Let's start with the misconception that if you aren't well enough to work, you aren't well enough to enjoy life. The stresses, restrictions, expectations, and time commitments of employment can in no way compare to that of a social outing.

While they are preferable, there are generally no hygiene or dress code requirements with friends. Social obligations are often more like social options, with plenty of flexibility regarding attendance, level of participation, start and end time, etc.

I know many fine folks who do not work and are on disability for a multitude of reasons. I, too, was very briefly on disability.
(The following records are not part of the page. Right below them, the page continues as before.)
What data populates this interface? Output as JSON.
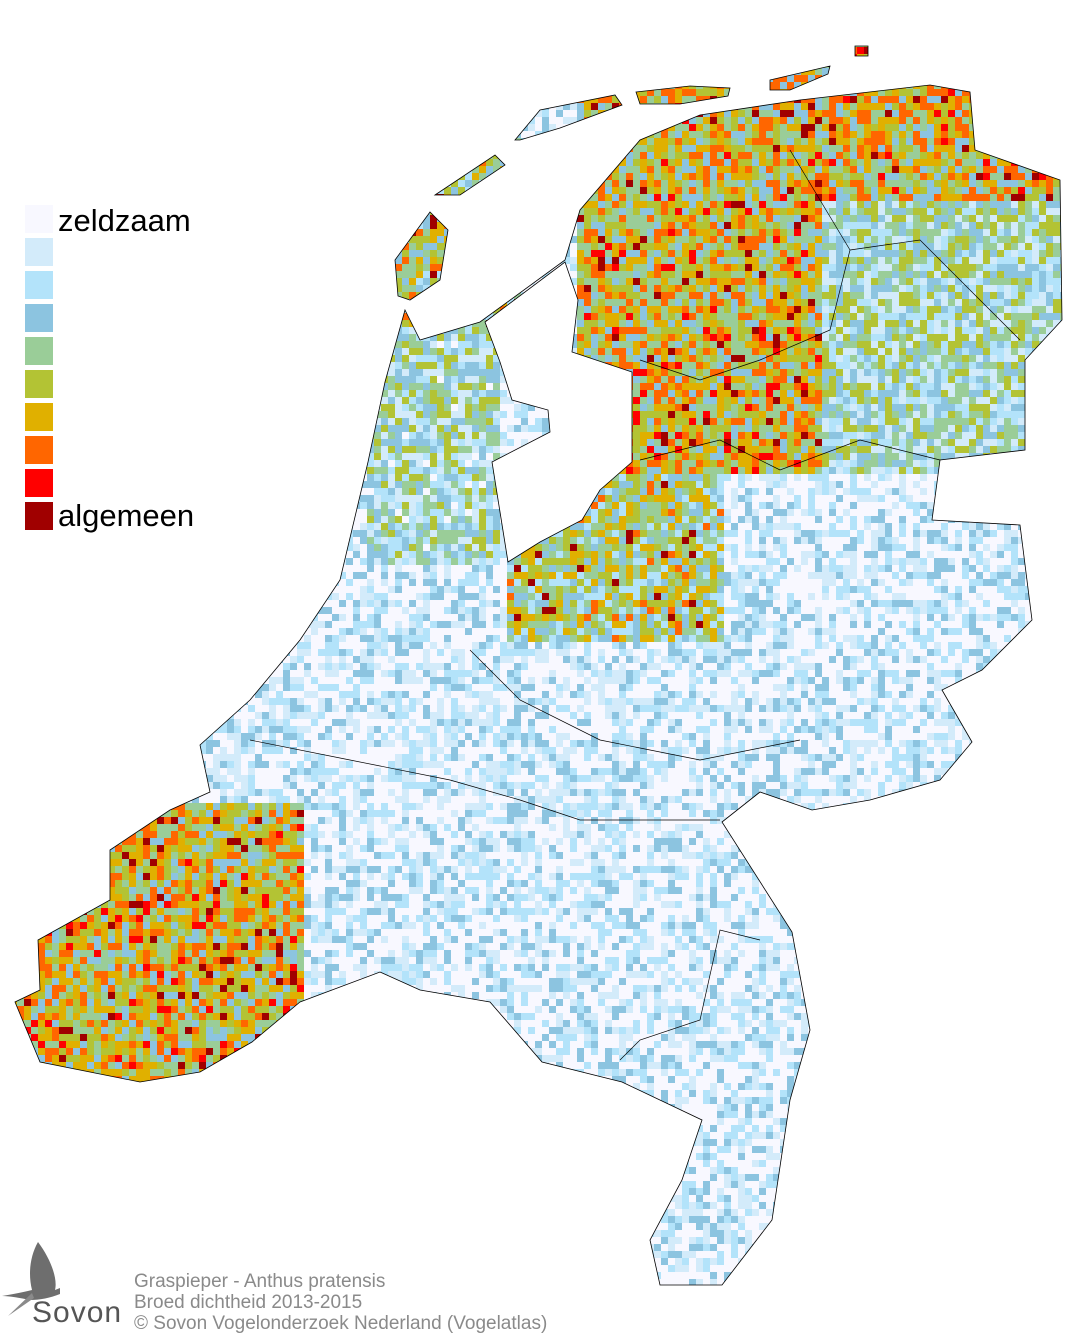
{
  "legend": {
    "top_label": "zeldzaam",
    "bottom_label": "algemeen",
    "colors": [
      "#f8f8ff",
      "#d3ebfa",
      "#b3e3fa",
      "#8cc4e0",
      "#9acd98",
      "#b3c334",
      "#e0b000",
      "#ff6600",
      "#ff0000",
      "#a00000"
    ]
  },
  "footer": {
    "species": "Graspieper - Anthus pratensis",
    "subtitle": "Broed dichtheid 2013-2015",
    "copyright": "© Sovon Vogelonderzoek Nederland (Vogelatlas)"
  },
  "logo": {
    "text": "Sovon"
  },
  "map": {
    "border_color": "#000000"
  }
}
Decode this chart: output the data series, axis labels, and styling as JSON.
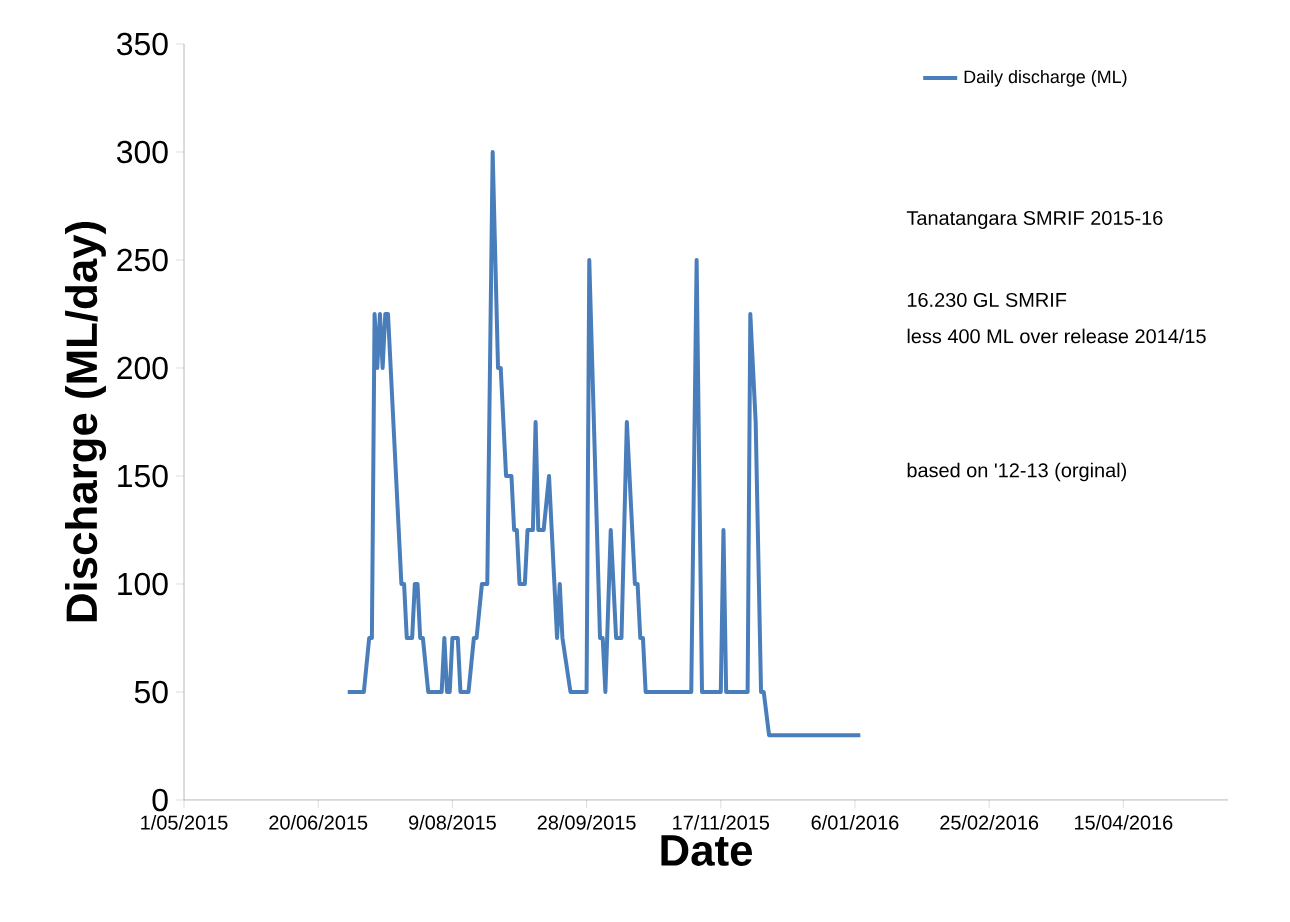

Being on disability does not mean one should never leave home nor attempt to enjoy life.

Yet far too often, those on disability are shamed for doing so:

"If you can go to the movies, you can have a job."

"If you can attend a comic book convention, you can have a job."

"If you can go out with you friends to do anything for amusement, you can have a job."

All those statements - and so many more - are based in ignorance.

If someone is sick and can manage to muster up the ability to do something that truly brings joy, in what world is that wrong?

Is that sick person meant to lock herself in her home, sit in the dark and be devoid of anything that can even temporarily distract her from her struggle or suffering?

If this is true, then what is the point of such fantastic organizations such as Make a Wish? Or why do celebrities visit hospitals to spend time with the sick?

I'm here to let you know that someone can be ill, even on disability, and still enjoy life. Those two things can exist at the same time and very well should.

Additionally, you don't know what it took for the person to even make it out of the house for a few hours. It's likely he or she spent quite a bit of time "recovering" after the fact.

Maybe the next time you see someone with a disability or illness out and about, before you judge, maybe instead be happy for that person.

Laura Kaponer is a mental health advocate and social media blogger, as well as a volunteer with the local chapter of NAMI. #Laura Kaponeris1in5 (as 1 in 5 Americans have a mental illness).